# Best Fish and Chips in NYC



## Acacian (Jul 10, 2007)

Not too long ago, I had an excellent fish and chips experience in the city, and felt compelled to share it.

The place is called A Salt and Battery, and they're on the northern edge of Greenwich Village at 112 Greenwich Ave., basically just south of the 14th Street A,C,E subway stop.

Just amazing. Best fish and chips I've had anywhere. They have the crispest batter protecting the best moist but flaky fish, and the chips are great too. Excellent sized portions as well.

The place is small with no actual tables, but a counter around the side of a room, with a few barstools for seating. Most people probably take out, but you could fit about 7-8 people in there if you had to.

One great thing is that you can choose cod, haddock, sole, or whiting for the fish. They also have a bunch of other traditional English food that I didn't try, like beef & onion pie, chicken and mushroom pie, etc. And of course they offer Bass, Boddingtons, etc. on the side.

Most of the customers in there were from England, as are all the staff - a good sign to be sure. By the time I was done eating, I had gotten so used to all the English accents from the staff and customers that I was surprised to hear someone come in and order with an American accent.

I should *not* be writing this now, as they're closed and I'm going to go to bed thinking about them...

In any case, if any fish and chips fans are ever in the city, definitely check this place out:
https://www.asaltandbattery.com/
[keeling over from fish and chips cravings]


----------



## rip (Jul 13, 2005)

The King Cole Bar at the St. Regis has (or had; they've recently changed their bar menu and I don't know if they kept the F&C). They have HUGE steak fries with the fish, which is properly batter-cooked pieces of some white-fish, probably cod. 4 pieces of fish, four pieces of fried potato; awesomely expensive, as befits this bar; IIRC, between $24 and $30.


----------



## Acacian (Jul 10, 2007)

You know, I've been looking for a rationale to stop in the King Cole Bar, and that sounds like an excellent one. As soon as the holiday shopping mobs retreat...


----------



## samblau (Apr 2, 2005)

The Atlantic Avenue Chip Shop in Brooklyn (there are two locations, I have only been to Atlantic Ave.) is excellent...great beer, decent prices, fried candy bars (I admit I have never had one...but would like to).


----------



## TweedyDon (Aug 31, 2007)

I found A Salt and Battery excellent the first time I went, but just so-so the second and third. I've had one fish and chips meal at Connolly's, which was *superb*. Although it lacked the British-in-New-York feel of ASAB--which ASAB has in spades!--it still had a really pleasant laid-back atmosphere. I recommend it (hoping that it'll be more consistent than ASAB!)

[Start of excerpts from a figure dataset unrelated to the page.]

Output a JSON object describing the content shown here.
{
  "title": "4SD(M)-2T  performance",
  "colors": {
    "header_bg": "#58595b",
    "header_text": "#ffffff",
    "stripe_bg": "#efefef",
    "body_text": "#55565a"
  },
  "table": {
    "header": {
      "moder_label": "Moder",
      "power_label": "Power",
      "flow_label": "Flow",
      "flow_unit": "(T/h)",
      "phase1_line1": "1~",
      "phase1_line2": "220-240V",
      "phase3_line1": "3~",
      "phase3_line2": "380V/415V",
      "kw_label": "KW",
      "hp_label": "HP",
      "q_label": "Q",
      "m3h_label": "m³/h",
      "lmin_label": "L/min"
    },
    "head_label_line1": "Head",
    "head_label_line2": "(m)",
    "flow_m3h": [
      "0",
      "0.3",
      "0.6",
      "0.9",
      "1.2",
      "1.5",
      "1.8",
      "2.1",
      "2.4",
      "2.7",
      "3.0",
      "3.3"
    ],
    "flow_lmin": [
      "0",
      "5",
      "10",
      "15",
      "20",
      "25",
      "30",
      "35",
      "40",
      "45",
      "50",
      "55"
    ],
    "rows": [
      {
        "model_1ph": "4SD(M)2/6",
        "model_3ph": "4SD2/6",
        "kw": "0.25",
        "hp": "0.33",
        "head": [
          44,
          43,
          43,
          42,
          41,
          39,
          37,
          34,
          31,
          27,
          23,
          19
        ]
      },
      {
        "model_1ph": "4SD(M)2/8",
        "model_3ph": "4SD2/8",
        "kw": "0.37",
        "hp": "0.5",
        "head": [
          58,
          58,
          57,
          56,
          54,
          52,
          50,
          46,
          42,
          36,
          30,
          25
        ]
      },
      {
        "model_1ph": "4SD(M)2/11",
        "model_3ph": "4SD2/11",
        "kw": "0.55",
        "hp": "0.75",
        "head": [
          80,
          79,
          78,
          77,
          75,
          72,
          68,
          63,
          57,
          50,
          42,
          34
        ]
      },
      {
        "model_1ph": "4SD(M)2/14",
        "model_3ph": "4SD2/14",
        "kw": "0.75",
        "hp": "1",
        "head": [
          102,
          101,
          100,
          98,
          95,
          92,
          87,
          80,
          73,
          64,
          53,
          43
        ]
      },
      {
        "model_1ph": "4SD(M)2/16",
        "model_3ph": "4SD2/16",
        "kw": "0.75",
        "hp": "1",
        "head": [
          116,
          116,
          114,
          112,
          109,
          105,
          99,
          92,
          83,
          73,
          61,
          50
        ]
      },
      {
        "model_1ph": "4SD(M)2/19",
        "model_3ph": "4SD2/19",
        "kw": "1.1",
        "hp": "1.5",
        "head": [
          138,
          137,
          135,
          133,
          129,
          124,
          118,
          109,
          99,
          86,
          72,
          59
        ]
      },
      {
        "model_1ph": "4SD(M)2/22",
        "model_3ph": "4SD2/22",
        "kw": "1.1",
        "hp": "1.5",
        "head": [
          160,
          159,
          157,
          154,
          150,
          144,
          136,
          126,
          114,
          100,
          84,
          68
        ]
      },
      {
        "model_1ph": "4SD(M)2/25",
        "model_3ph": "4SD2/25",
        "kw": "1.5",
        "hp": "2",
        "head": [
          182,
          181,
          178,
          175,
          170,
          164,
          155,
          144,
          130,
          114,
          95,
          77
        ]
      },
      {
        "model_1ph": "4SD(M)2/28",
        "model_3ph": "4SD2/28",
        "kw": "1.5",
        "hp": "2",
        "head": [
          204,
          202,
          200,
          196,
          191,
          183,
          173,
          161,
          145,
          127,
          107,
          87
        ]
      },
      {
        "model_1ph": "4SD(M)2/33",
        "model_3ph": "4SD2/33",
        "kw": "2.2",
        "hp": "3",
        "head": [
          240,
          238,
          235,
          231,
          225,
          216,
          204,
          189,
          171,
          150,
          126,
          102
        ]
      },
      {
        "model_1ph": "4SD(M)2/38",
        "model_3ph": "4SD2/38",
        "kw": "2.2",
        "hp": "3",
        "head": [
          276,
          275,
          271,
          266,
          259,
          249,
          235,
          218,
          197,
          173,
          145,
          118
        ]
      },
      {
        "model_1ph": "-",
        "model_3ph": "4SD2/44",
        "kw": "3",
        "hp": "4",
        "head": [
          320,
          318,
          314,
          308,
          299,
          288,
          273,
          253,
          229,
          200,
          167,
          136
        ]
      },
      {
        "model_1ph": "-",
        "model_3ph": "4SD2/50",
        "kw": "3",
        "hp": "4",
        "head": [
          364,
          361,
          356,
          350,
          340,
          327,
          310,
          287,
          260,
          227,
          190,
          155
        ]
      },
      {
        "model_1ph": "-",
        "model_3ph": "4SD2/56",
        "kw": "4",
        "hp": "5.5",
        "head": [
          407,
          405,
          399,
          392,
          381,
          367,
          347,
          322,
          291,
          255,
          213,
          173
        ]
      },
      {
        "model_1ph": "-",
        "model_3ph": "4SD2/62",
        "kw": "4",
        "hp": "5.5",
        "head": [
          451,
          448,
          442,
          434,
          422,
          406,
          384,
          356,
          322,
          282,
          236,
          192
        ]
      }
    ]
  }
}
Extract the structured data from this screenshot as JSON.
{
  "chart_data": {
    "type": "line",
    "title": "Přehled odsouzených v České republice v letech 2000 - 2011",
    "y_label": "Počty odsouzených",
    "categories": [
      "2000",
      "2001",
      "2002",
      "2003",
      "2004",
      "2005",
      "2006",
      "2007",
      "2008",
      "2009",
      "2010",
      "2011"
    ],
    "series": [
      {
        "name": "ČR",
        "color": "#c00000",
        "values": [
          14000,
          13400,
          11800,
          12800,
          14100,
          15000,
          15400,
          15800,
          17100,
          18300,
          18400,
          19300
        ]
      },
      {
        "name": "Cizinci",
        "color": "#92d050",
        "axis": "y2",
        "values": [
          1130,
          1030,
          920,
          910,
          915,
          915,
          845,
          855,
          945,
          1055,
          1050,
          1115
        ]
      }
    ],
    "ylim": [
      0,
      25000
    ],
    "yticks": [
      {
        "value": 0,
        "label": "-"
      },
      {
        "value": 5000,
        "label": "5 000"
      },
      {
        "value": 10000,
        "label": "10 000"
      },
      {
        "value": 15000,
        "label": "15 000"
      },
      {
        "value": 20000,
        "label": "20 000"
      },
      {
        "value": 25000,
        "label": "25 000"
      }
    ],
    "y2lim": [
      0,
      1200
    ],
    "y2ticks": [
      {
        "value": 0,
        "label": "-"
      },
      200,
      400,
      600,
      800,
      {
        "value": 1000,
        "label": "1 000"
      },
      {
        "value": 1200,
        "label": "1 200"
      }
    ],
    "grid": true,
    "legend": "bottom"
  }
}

https://www.connollyspubandrestaurant.com/

PS: I'm British, and so know my fish and chips! :icon_smile_big:


----------



## longwing (Mar 28, 2005)

TweedyDon said:


> I've had one fish and chips meal at Connolly's, which was *superb*.


Thank you for this. I just had one myself. Excellent. And the crowd seemed to enjoy watching the Giants beat the Cowboys. I went to the one by J. Press, of course.

Yours in the Trad,

LW


----------



## Karl89 (Feb 20, 2005)

Gents,

Connolly's is also home to Black 47, who are well worth a listen.

Karl


----------



## Franko (Nov 11, 2007)

*The Times, top ten fish n chip shops in the UK*

Slightly in topic, in that if you scroll through the comments at the base of the page there is an assertion by a respondent that ASAB is better than many chippies in the UK.
https://www.timesonline.co.uk/tol/life_and_style/food_and_drink/article3204370.ece

Also maybe of interest to anyone visiting Britain but no showing for any Central London venues, however *WE* know where they can be found and they are being discussed over in The British Influence at the moment.
F.


----------



## TweedyDon (Aug 31, 2007)

In my opinion, ASAB is decent (and great for America, where until recently I found it impossibleto get antything resembling fish 'n' chips!) but it's nowhere near as good as any of the chippies I knew in Britian.


----------



## burton (Nov 11, 2007)

I have to say, I've had mixed experiences at A Salt and Battery. The first time I went there, I was exuberant. But I've since eaten a few pieces of cod there that had the consistency of battered and fried rubber bands. 

I think the only way to achieve that effect is by freezing, defrosting, and refreezing the fish. 

But, I will highly recommend their deep-fried Mars bars, which have been consistently excellent for as long as I've been eating there.


----------